Il trionfo di Parasite agli Oscar 2020. Una lotta di classe senza via d’uscita
Non è solo una commedia dark il capolavoro sudcoreano che ha stravinto gli Oscar ma anche un affresco impietoso della nostra società, senza esclusione di colpi.
Dopo il trionfo di Cannes anche Los Angeles si è accorta di Parasite e del cinema sudcoreano.
Dovrà ricredersi chi pensa a opere di nicchia, lente e noiose che usano la profondità come alibi. Guardatevi ad esempio il commovente A taxi driver di un altro regista sudcoreano, Jang Hoon, film del 2017, e capirete che Parasite non è un caso isolato.
Il cinquantenne Bong Joon Ho, dopo il Golden Globes per il miglior film straniero si è portato a casa ben quattro statuette degli Oscar, per il miglior film, miglior regia, miglior film internazionale e miglior sceneggiatura originale, con questo terrificante affresco della società mondializzata del nostro tempo.
Il consiglio è vedere il film in lingua originale con i sottotitoli. L’opera comunque dopo l’affermazione hollywoodiana sta tornando nei cinema italiani.
Il luogo dove si svolge la storia potrebbe essere qualsiasi nostra grande città. Zone abitate, divise per classi con i super ricchi in villette tutto confort e qualità e i super poveri in sottocantine fetide, da dove non è possibile capire neanche come procurarsi il cibo. Ma scaltri e implacabili come gli artigli di un felino riescono ad organizzare il loro caos negativo e installarsi nella vita della famiglia ricca, accaparrandosi ad uno ad uno l’affetto dei componenti. Una specie di squadra mimetica che si insinua nelle debolezze altrui, di chi non deve più lottare per la sopravvivenza e pensa di esserne immune, solo perché isolato nel proprio mondo ovattato, fatto di cibo bio, gioielli di lusso e inchini. Ma anche i poveri parassiti presto si trasformeranno in corpo ospitante. La fame è un lento sentire che non ha confini.

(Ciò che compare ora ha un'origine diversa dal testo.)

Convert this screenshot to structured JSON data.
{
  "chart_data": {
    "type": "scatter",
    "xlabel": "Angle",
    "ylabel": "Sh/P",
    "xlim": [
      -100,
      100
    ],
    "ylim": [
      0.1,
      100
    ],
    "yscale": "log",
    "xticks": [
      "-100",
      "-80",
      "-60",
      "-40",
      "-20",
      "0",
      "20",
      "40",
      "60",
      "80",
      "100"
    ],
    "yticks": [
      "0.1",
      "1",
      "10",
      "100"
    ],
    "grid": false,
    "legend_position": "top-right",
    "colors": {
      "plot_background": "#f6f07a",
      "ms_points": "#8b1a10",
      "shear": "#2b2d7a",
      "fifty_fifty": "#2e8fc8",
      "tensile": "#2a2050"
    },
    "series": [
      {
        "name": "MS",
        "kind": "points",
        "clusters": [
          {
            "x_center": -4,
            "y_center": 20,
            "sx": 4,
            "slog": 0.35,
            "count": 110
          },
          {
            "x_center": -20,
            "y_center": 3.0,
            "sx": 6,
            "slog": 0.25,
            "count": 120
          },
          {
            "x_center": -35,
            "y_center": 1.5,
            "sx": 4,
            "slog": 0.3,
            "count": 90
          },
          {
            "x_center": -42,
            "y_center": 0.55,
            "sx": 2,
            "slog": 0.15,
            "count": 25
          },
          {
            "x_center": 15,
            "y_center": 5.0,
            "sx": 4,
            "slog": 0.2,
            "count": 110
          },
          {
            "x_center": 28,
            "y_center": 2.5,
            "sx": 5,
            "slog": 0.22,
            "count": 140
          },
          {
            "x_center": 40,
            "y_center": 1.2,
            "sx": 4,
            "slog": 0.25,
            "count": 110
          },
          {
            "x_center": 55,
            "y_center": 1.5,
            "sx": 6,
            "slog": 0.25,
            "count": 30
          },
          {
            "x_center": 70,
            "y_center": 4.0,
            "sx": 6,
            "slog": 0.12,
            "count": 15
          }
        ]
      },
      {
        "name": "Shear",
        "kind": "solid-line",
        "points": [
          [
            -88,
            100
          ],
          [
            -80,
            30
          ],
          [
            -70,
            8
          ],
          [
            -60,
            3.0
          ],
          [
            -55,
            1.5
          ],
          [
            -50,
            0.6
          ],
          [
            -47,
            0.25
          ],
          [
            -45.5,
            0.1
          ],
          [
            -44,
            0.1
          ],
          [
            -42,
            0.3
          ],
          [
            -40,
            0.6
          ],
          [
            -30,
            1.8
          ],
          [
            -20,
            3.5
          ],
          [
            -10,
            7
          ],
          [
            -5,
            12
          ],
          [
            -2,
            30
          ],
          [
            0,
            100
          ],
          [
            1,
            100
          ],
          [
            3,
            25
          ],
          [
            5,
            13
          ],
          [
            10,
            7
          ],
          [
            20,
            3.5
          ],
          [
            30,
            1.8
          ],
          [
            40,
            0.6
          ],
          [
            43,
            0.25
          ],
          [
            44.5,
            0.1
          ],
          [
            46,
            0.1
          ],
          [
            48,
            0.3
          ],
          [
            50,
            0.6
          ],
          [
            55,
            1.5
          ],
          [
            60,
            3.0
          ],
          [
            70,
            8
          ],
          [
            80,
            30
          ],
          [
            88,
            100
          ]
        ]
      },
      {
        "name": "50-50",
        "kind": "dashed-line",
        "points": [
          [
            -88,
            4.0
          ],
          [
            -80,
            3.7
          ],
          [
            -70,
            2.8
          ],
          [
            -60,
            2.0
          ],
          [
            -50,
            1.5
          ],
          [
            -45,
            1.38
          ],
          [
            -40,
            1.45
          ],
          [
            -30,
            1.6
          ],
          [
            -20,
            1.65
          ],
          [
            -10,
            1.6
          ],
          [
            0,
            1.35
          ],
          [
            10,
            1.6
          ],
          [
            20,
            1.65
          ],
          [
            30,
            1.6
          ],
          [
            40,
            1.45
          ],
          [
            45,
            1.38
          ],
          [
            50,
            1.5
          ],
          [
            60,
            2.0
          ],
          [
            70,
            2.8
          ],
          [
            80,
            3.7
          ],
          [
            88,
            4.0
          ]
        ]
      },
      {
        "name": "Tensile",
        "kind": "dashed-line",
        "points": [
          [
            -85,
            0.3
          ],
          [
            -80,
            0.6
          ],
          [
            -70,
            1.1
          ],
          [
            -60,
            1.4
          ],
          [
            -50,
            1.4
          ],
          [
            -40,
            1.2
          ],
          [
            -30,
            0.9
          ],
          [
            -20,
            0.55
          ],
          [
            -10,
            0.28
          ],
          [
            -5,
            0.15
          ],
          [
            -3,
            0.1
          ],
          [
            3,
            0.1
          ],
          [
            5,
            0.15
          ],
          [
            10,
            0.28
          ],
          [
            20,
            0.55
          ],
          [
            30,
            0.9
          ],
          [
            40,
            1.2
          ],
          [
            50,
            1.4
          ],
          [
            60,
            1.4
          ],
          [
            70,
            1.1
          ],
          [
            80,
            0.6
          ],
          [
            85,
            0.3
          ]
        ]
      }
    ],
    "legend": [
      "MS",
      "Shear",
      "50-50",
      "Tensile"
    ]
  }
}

Cosa che accade nel film tra continui colpi di scena che riescono a trascendere l’orrore e la sopraffazione con l’ironia e il divertimento. Anche il caos si riesce ad organizzare, come fanno i protagonisti.

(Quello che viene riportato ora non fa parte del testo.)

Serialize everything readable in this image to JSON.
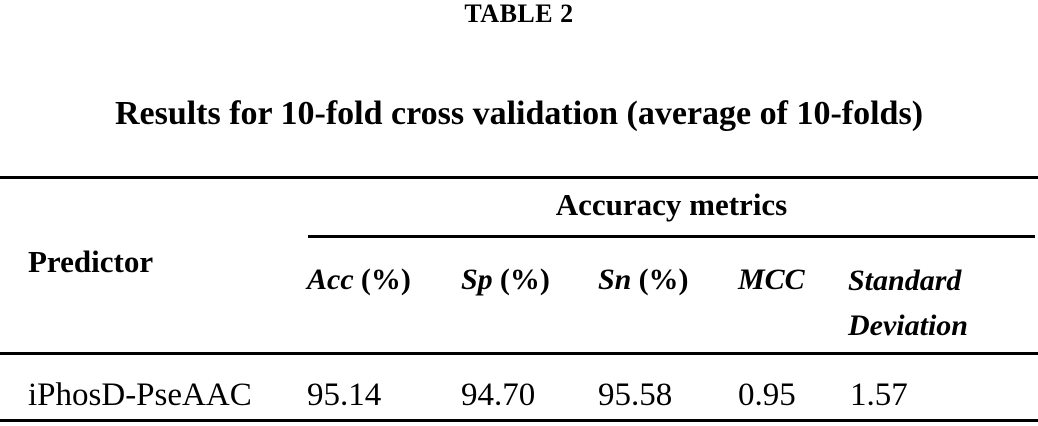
{
  "colors": {
    "background": "#ffffff",
    "text": "#000000",
    "rule": "#000000"
  },
  "table": {
    "title": "TABLE 2",
    "caption": "Results for 10-fold cross validation (average of 10-folds)",
    "group_header": "Accuracy metrics",
    "row_header": "Predictor",
    "columns": [
      {
        "name": "Acc",
        "unit": "(%)"
      },
      {
        "name": "Sp",
        "unit": "(%)"
      },
      {
        "name": "Sn",
        "unit": "(%)"
      },
      {
        "name": "MCC",
        "unit": ""
      },
      {
        "name": "Standard Deviation",
        "unit": ""
      }
    ],
    "rows": [
      {
        "predictor": "iPhosD-PseAAC",
        "values": [
          "95.14",
          "94.70",
          "95.58",
          "0.95",
          "1.57"
        ]
      }
    ]
  }
}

Dopo essersi aggiudicato Cannes Parasite ha scatenato così il suo urlo disperato e senza via d’uscita, quello di una società che sembra non poter andare oltre se stessa e le regole del consumo. Stessa storia alla base anche di un’altra di Bong Joon Ho, il post apocalittico Snowpiercer, dove l’umanità divisa in classi è finita a vivere su un treno che circumnaviga la terra, visto che all’esterno incombe la glaciazione. Ma se in Snowpiercer rompere gli schemi diventa possibile in Parasite l’ipotesi è solo un sogno.
I borghesi sono stupidi, nevrotici e con la puzza sotto il naso. I proletari colti e brutali, furbi e cattivi. Come in Friedrich Nietzsche la lotta per sopravvivenza non trasforma l'invidia proletaria in rivoluzione, fa fare peggio, continuando a dondolare per tutta l’esistenza tra astuzie di strada, umiliazioni e ricchezza solo sognata. Ma a tutto c’è una fine. Più o meno risolutiva.

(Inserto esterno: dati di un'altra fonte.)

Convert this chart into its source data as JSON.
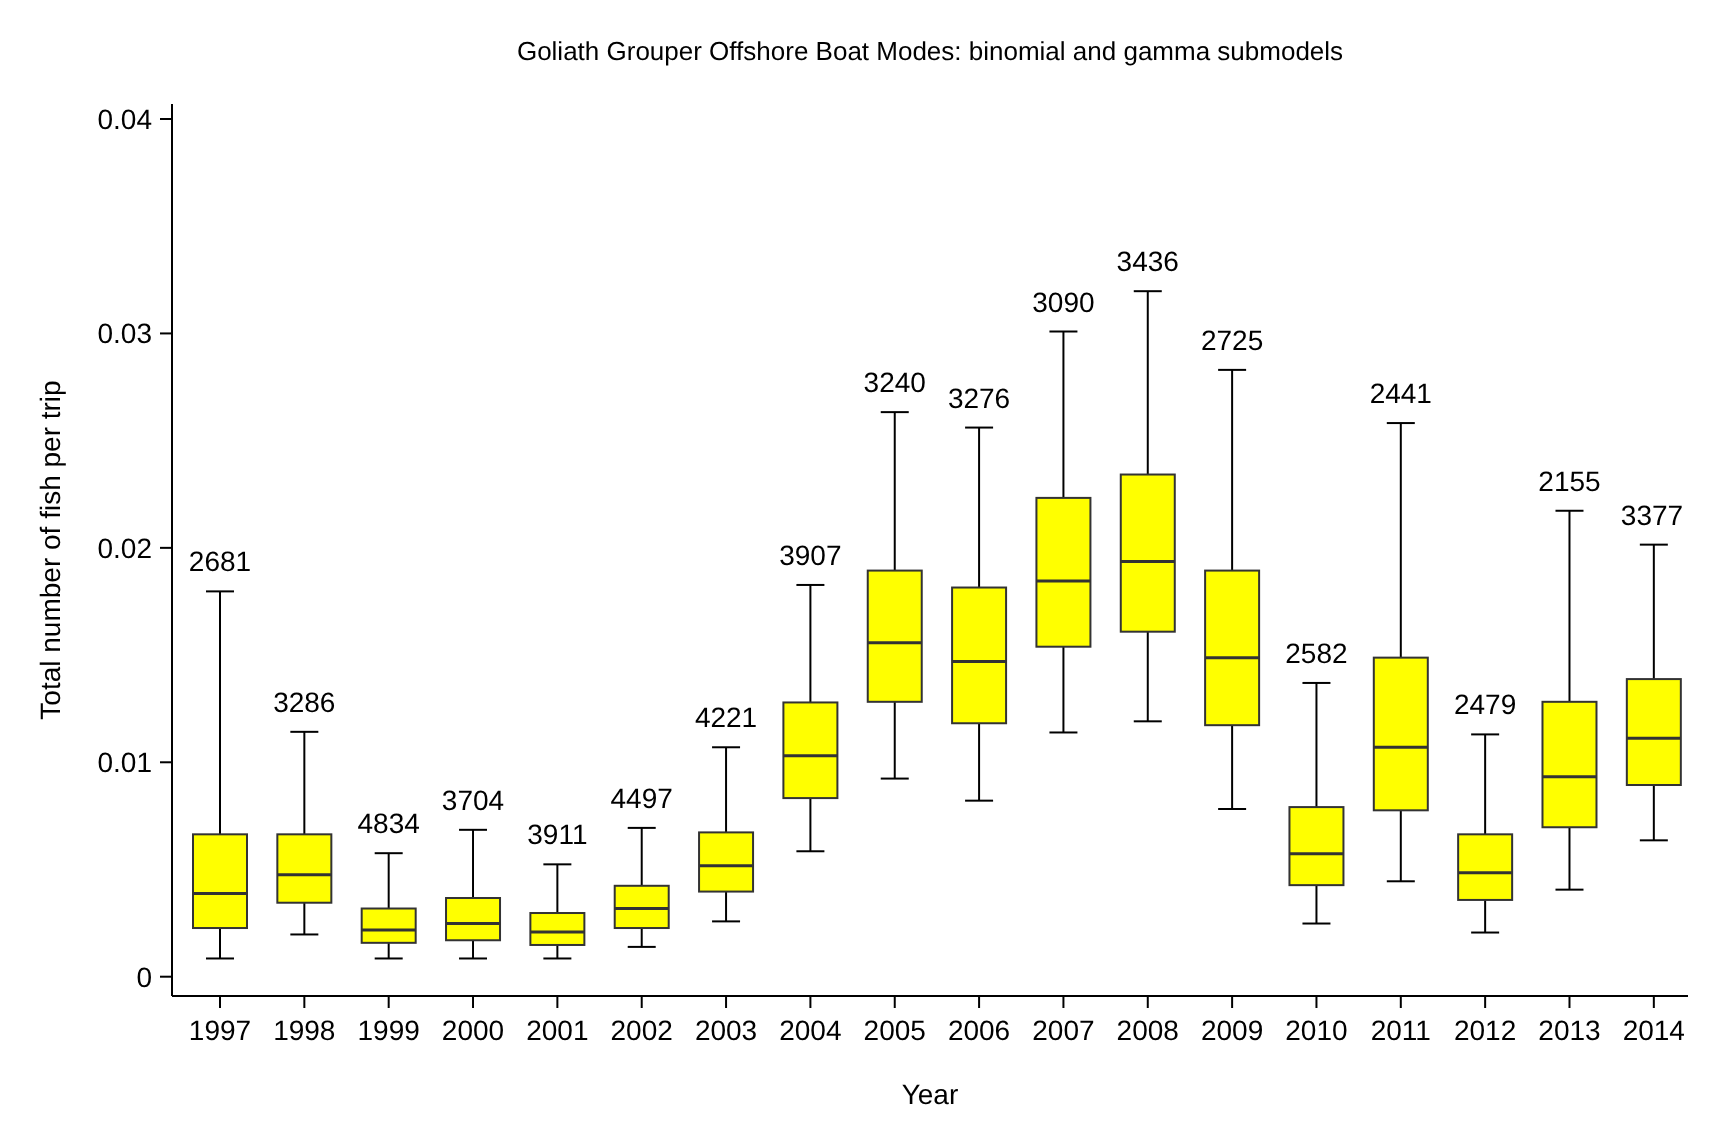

Il film resta un affresco sornione sul progresso delle nostre società che non prospettano nulla di buono. Nessun happy ending, nessun lieto fine, solo la consapevolezza di una visione e che il mondo è ridotto a questo: l’umanità non è niente, il denaro e il potere sono tutto. Il genio di Bong Joon Ho riesce a mostrarlo nella sua crudezza con un ritmo esilarante che balla tra commedia nera e thriller.
Nel film c'è anche un po' di Italia con l’uso nella colonna sonora di In ginocchio da te di Gianni Morandi. Sembra che il regista cercasse per una scena esilarante una sonorità mediterranea e l’abbia trovata in questo vecchio disco del padre.
Dopo l’annuncio dell’Oscar è diventato di dominio pubblico che da Parasite verrà tratto un serial, dalla rete Usa Hbo.
E in Italia il film sudcoreano ha già battuto la commedia di Aldo Giovanni e Giacomo Odio l'estate. Nella sola giornata di ieri infatti ha incassato 156.858 euro arrivando a un totale di di 2.559.976 di euro. Da domani poi le copie in sala cresceranno fino ad arrivare quasi a 400. Un successo del tutto meritato.